Radarwarga.id – Portal Berita Warga dan Informasi Terpopuler – 17 April 2026 | Pemerintah dan aparat penegak hukum terus memperkuat upaya melindungi satwa dilindungi di Indonesia. Kasus terbaru yang diungkap oleh Direktorat Reserse Kriminal Khusus (Ditreskrimsus) Polda Jawa Timur pada 16 April 2026 mengungkap jaringan internasional yang memperdagangkan lima spesies ikonik: komodo, kuskus Talaud, kuskus tembung, trenggiling, serta beberapa reptil dan burung pemangsa termasuk ular sanca hijau dan elang paria.
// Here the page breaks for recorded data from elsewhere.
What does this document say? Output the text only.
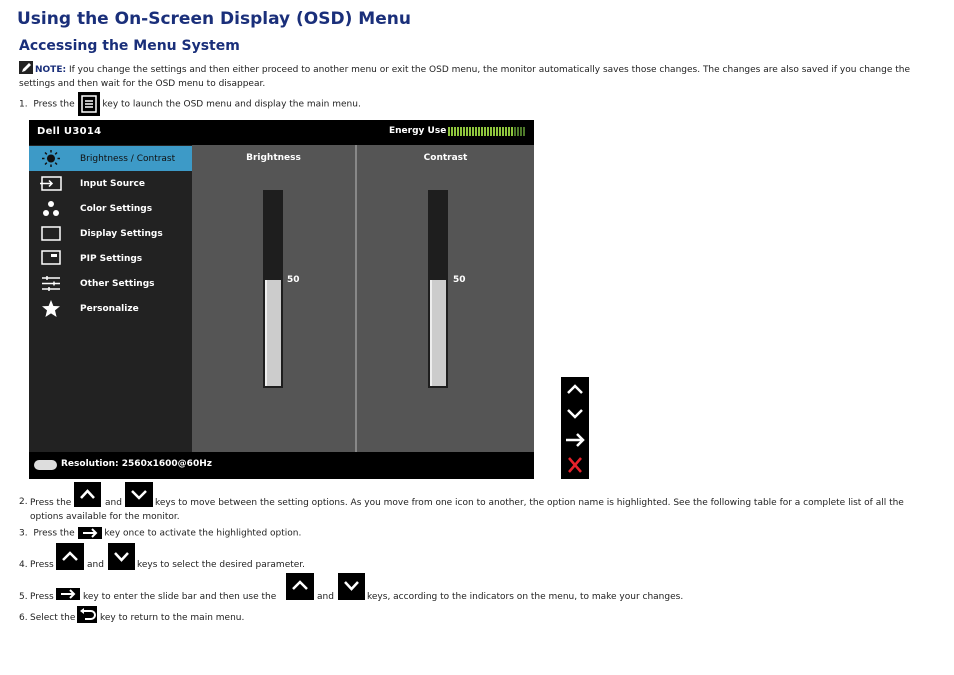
Using the On-Screen Display (OSD) Menu
Accessing the Menu System
NOTE: If you change the settings and then either proceed to another menu or exit the OSD menu, the monitor automatically saves those changes. The changes are also saved if you change the settings and then wait for the OSD menu to disappear.
1. Press the	key to launch the OSD menu and display the main menu.
Dell U3014	Energy Use
Brightness / Contrast
Input Source
Color Settings
Display Settings
PIP Settings
Other Settings
Personalize
Brightness
50
Contrast
50
Resolution: 2560x1600@60Hz
2. Press the	and	keys to move between the setting options. As you move from one icon to another, the option name is highlighted. See the following table for a complete list of all the
options available for the monitor.
3. Press the	key once to activate the highlighted option.
4. Press	and	keys to select the desired parameter.
5. Press	key to enter the slide bar and then use the	and	keys, according to the indicators on the menu, to make your changes.
6. Select the	key to return to the main menu.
Pengungkapan ini menegaskan bahwa ancaman terhadap populasi satwa tidak hanya datang dari perusakan habitat, melainkan juga dari perdagangan ilegal yang terorganisir.
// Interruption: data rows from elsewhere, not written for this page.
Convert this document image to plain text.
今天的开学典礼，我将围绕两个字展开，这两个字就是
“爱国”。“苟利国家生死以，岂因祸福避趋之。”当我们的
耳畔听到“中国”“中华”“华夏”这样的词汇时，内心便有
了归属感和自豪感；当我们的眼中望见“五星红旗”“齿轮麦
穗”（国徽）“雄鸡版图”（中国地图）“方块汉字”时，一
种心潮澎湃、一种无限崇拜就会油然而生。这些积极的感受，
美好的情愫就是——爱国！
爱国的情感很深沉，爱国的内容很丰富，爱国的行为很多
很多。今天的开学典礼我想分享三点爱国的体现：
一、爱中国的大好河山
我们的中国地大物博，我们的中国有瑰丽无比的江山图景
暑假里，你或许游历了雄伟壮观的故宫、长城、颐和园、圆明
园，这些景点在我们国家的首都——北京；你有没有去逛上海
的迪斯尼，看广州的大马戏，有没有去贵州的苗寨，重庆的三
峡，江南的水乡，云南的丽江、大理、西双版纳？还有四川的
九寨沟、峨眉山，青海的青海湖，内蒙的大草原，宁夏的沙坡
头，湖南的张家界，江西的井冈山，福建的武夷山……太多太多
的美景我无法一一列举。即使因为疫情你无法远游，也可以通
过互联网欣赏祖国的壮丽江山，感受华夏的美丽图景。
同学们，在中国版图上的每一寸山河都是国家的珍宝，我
Komodo (Varanus komodoensis) tetap menjadi simbol keanekaragaman hayati Indonesia. Menurut data yang dihimpun oleh tim penyelidikan, sejak Januari 2025 hingga Februari 2026 ada minimal 20 ekor komodo yang diperdagangkan secara ilegal, dengan nilai total transaksi melebihi Rp 565 juta. Harga per ekor mencapai Rp 31,5 juta di pasar gelap Surabaya, jauh melampaui harga legal yang hanya dapat diperoleh melalui program konservasi. Praktik pembelian langsung dari pemburu di Nusa Tenggara Timur dan penjualan berantai menambah tekanan pada populasi liar yang sudah terbatas, terutama di Taman Nasional Komodo.
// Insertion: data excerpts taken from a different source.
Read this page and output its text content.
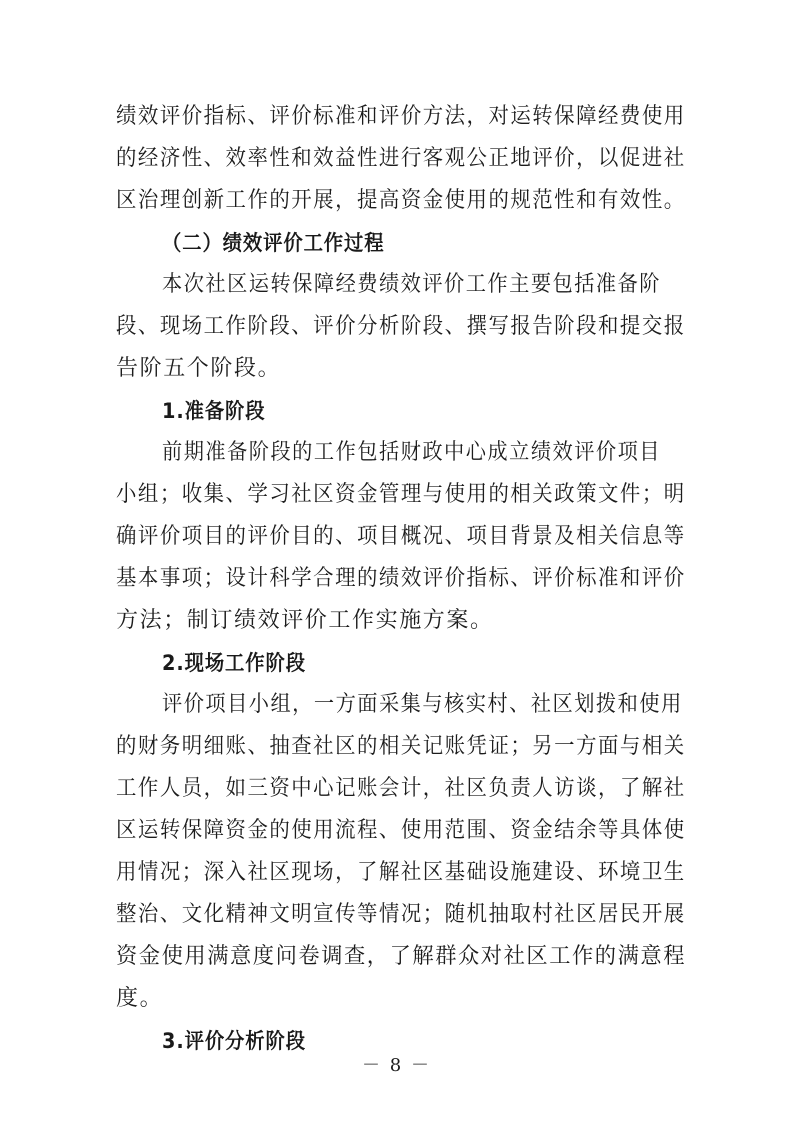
绩效评价指标、评价标准和评价方法，对运转保障经费使用
的经济性、效率性和效益性进行客观公正地评价，以促进社
区治理创新工作的开展，提高资金使用的规范性和有效性。
（二）绩效评价工作过程
本次社区运转保障经费绩效评价工作主要包括准备阶
段、现场工作阶段、评价分析阶段、撰写报告阶段和提交报
告阶五个阶段。
1.准备阶段
前期准备阶段的工作包括财政中心成立绩效评价项目
小组；收集、学习社区资金管理与使用的相关政策文件；明
确评价项目的评价目的、项目概况、项目背景及相关信息等
基本事项；设计科学合理的绩效评价指标、评价标准和评价
方法；制订绩效评价工作实施方案。
2.现场工作阶段
评价项目小组，一方面采集与核实村、社区划拨和使用
的财务明细账、抽查社区的相关记账凭证；另一方面与相关
工作人员，如三资中心记账会计，社区负责人访谈，了解社
区运转保障资金的使用流程、使用范围、资金结余等具体使
用情况；深入社区现场，了解社区基础设施建设、环境卫生
整治、文化精神文明宣传等情况；随机抽取村社区居民开展
资金使用满意度问卷调查，了解群众对社区工作的满意程
度。
3.评价分析阶段
－ 8 －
Kuskus Talaud (Propithecus sp.) dan kuskus tembung (Macaca fascicularis ssp.) merupakan primata endemik yang berada di ambang kepunahan. Petugas mengamankan 13 ekor kuskus Talaud dan 3 ekor kuskus tembang yang dipersiapkan untuk diselundupkan ke luar negeri. Kedua spesies tersebut memiliki habitat yang sangat terfragmentasi, dan penurunan populasi dipercepat oleh perburuan serta perdagangan satwa eksotis. Upaya rehabilitasi di pusat konservasi lokal kini semakin mendesak, mengingat angka penangkapan ilegal yang terus meningkat.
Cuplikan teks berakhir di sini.